Dr. Francisco Guzmán

Arabic Language Technologies
+(974) 4454 1224
I was excited to take part on the foundation of this new Institute. Helping to create something from scratch appealed to me. I already knew some of the talented people at QCRI, and could tell that something grand was brewing. Also, living in the intriguing Middle East, learning a new language, interacting with a new culture, that was a plus.

Research Focus at QCRI

Dr. Francisco Javier Guzmán Herrera is a Scientist working for the Arabic Language Technologies department at the Qatar Computing Research Institute (QCRI). His field of work is set at the intersection of Language Technologies and Machine Learning.

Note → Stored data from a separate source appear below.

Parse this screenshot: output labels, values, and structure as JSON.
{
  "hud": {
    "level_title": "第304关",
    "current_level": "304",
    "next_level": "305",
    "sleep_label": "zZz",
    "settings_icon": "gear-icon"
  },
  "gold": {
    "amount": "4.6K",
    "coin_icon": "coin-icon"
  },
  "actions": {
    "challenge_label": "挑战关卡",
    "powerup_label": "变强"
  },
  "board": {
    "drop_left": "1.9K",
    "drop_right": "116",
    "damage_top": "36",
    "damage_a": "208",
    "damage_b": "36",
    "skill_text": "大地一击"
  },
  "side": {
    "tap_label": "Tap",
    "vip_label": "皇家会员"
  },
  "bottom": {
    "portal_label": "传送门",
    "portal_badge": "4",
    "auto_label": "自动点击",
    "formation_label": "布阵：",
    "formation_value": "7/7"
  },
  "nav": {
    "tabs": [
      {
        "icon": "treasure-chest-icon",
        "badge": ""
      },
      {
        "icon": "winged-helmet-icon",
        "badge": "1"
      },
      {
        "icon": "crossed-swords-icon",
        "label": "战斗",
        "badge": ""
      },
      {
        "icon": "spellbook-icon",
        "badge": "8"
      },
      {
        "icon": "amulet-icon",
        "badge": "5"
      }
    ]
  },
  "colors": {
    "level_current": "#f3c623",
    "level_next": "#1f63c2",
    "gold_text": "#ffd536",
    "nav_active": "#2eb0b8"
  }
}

He has extensive experience in the field of Machine Translation, where he  started working since 2006. His research has been published in top-tier venues such as the Association of Computational Linguistics (ACL), the international Conference on Empirical Methods for Natural Language Processing (EMNLP), International Conference on Computational Linguistics (COLING), among others. Together with his team, he has participated in several international machine translation competitions such as: Seventh Workshop on Statistical Machine Translation (WMT) 2012, International Workshop on Spoken Language Translation (IWSLT) 2013, National Institute of Standards and Technology (NIST) Open MT Evaluation 2015, consistently obtaining top rankings for Arabic-English and Spanish-English language pairs. In 2014, he obtained the “Best in show” award at the BBC’s NewsHack III – Language Tech event in London, U.K., where international teams competed to have the best language-technologies application for news.  His research has pushed the boundaries of the field of machine translation evaluation using discourse information. In 2014, his team metric (discotk) won the WMT2014 metrics evaluation campaign. 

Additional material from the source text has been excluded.